Né le 15 juin 1890 à Kiev, dans une famille aisée, Serge Marcotoune étudie le droit à Saint-Pétersbourg et devient avocat. Dès l’âge de vingt ans, en 1910, il se fait initier en maçonnerie, à la loge de Moscou « La pierre cubique » qui appartient au Grand Orient des nations de Russie. Il y passe du grade d’apprenti à celui de maître en moins d’un an. Dans le même temps, il rejoint aussi le mouvement martiniste papusien où il devient l’animateur de la loge « Saint-André l’Apôtre » de Kiev.

Au lendemain de la révolution de février 1917, Marcotoune fonde avec deux autres maçons, Artyme Halipe[4] et Mycola Choumitsky[5], le mouvement politique Jeune Ukraine[6]. Considéré comme une émanation directe de la Grande loge d’Ukraine, voire même comme une simple loge de celle-ci[7], il compte bientôt dans ses rangs tous ceux qui jouent un rôle clef dans le nationalisme ukrainien, y compris Simon Petlioura et l’hetman Pavlo Skoropadsky[8]. Marcotoune participe aussi au même moment à la mise en place d’unités armées ukrainiennes, les Cosaques libres, et devient membre de leur conseil de direction.

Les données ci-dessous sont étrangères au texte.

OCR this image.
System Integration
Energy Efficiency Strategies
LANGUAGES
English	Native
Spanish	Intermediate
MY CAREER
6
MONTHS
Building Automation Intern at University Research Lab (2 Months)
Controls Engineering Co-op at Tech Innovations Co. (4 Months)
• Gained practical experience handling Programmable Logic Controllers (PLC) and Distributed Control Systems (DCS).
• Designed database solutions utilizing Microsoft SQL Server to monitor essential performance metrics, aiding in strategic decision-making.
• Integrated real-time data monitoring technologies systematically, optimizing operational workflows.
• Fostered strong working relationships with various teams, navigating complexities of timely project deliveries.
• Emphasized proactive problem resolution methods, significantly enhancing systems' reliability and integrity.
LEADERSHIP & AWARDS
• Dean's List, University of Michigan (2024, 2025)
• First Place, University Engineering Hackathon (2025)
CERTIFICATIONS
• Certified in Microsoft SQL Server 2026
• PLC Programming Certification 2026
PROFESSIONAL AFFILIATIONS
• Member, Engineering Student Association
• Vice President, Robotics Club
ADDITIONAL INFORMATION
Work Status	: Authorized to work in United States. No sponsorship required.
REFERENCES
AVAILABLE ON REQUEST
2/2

Toujours en 1917, Serge Marcotoune est élu grand maître de la Grande loge d’Ukraine.

La Grande guerre bat alors son plein et les Alliés craignent à la fois que les Empire centraux suscitent un soulèvement nationaliste en Ukraine qui leur serait favorable – via le mouvement l’Union pour la libération de l’Ukraine dont ils ont favorisé la naissance – et que la Russie signe une paix séparée qui soulagerait l’Allemagne et l’Autriche qui doivent alors combattre sur deux fronts. Le ministère des Affaires étrangères français charge donc Jean Pélissier[9], franc-maçon et fondateur, en 1911, de l’Office central des nationalités, de se rendre à Kiev en août 1917 afin de gagner les faveurs des cercles ukrainiens non révolutionnaires en appuyant leurs aspirations à l’indépendance dans l’intention de générer une résistance armée antiallemande si une paix séparée était conclue. Dans cette stratégie, Serge Marcotoune va jouer un rôle central. Sa francophilie le fait désigner comme un « francossack » par Louis Fischer[10], Ludwik Hass le présente comme « le porte-drapeau des influences politiques de Paris »[11], quant à Ghislain de Castelbajac et à Georges-Henri Soutou, ils consacrent plusieurs pages à son action.

Selon ces derniers auteurs, Pélissier : « allait agir auprès de la franc-maçonnerie ukrainienne[12], qui allait lui permettre pendant quelques temps d’exercer une certaine influence sur le cours des événements. (…) Ses contacts furent le grand maître de la loge “Jeune Ukraine” lui-même Marcotoune. » [13] Les orientations de Jeune Ukraine sont, pour Pélissier, celles qui correspondent le mieux aux intérêts français : antibolchevique, antiallemande et ententophile. Jeune Ukraine n’est pas séparatiste mais fédéraliste et souhaite pouvoir rejoindre, le moment venu, un État russe fédéral et démocratique. Dans ce cas la France conserverait à l’Est un allié puissant, démocratique et hostile à l’Allemagne. Pélissier compte sur la loge, qualifiée par lui de « gouvernement véritable de l’Ukraine » pour faire échapper celle-ci au bolchevisme et pour la maintenir dans la guerre. Introduit au cœur des décisions de Jeune Ukraine, Pélissier fait ordonner par celle-ci à Simon Petlioura d’arrêter les chefs bolcheviques, le 12 décembre 1917, ce qui fait échouer le coup d’État que ceux-ci préparent. Le 23 décembre Pélissier et Marcotoune envisagent un plan de quadrillage politique de l’Ukraine, qui structurerait celle-ci à la fois contre le danger bolchevique et celui de l’anarchie et la maintiendrait dans la guerre. Pour ce faire, tous les ministres devaient être remplacés par des francs-maçons ou entourés de fonctionnaires « ayant vu la lumière ».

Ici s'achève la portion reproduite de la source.